Destroy All Humans destroys all holidays

Furion AlienTo be fair ‘Destroy All Humans’ has not destroyed all holidays…yet. It’s only destroyed Christmas. That is to say that my self and my younger brother didn’t really socialize at family Christmas because we were busy Anal Probing our way to victory. Loving social interaction was replaced quite joyously with DNA extraction from throbbing human brains. Let’s just say that ‘Destroy All Humans’ is a gift that keeps on giving.

The game has been released for Xbox, PS2 and Cell Phone. Oddly enough it hasn’t made its way on to any other platforms thus far. It’s kind of sad really. I could see it benefiting from the increased graphics performance of the Xbox360 or a PC. Sadly all of the Nintendo systems are left out in the cold. It’s not like THQ doesn’t have the resources.

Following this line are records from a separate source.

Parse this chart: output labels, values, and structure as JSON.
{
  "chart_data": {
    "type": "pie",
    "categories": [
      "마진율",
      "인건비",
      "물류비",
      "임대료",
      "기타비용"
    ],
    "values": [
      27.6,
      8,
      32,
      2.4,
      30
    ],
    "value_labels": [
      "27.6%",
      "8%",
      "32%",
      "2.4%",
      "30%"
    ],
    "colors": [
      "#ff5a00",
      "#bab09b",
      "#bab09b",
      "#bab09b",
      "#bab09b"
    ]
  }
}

The game it’s self is based on the old school campy sci-fi of brain stealing aliens with death rays, giant heads and even larger flying saucers. The main character that is a clone alien with a bad attitude seems to strike a chord. He’s voiced by some one that sounds an awful lot like Jack Nicholson and with the same sort of ‘screw you guys’ attitude Jack had in his part as the crazy angry guy from ‘As Good As It Gets’. Why is it that with the exception of E.T. it’s the bad tempered aliens that are popular? For the same reason that women dig jerks possibly? That’s a whole other article to be written.

So I’m sure by now you can figure out the point of the game. The thing that is truly interesting is that it sort of has a plot. I was really hoping for the utter mayhem and pointlessness usually associated with a wrestling/fighting game but have been pleasantly surprised and amused with the plot in this game. I won’t go in to great detail but in the process of finding ways to decimate humanity you find that another group is all ready tinkering with the silly humans. Of course your characters take on this is along the lines of ‘good more people to destroy!’. And for that I’m thankful. Had the game gone off in another direction and started getting sappy towards the humans who can’t defend themselves I would have had to shut it off.

Game play is nicely varied between two styles of play. The top down flying saucer piloting, abduct-o-ray flinging, destruct-o-ray smashing simplicity. And the third person shooter/platformer what with its head popping, brain stealing, human hypnotizing, anal probing complexity. While each of the missions you’re given do tend to lean towards one style of play or the other you are given the option to hop in your sweet sweet saucer ride when ever you please and pound humanity into submission. Or if you choose you can stand on roof tops and anal probe to your hearts content. Game play in both modes is completely with out issue. This is a rare thing to have two modes of play as flawless as this. There is usually at least one glaring issue with a game play style implementation. My hats off to THQ for pulling it off.

I’d love to go in to more detail but I don’t want to spoil any of the fun. Let’s just say that if you’ve ever had the urge to lay the smack down on some stupid humans. And who hasn’t really!? Then go rent/buy this game. It’s the most fun I’ve had playing a single player console game since…well…since Chu Chu Rocket.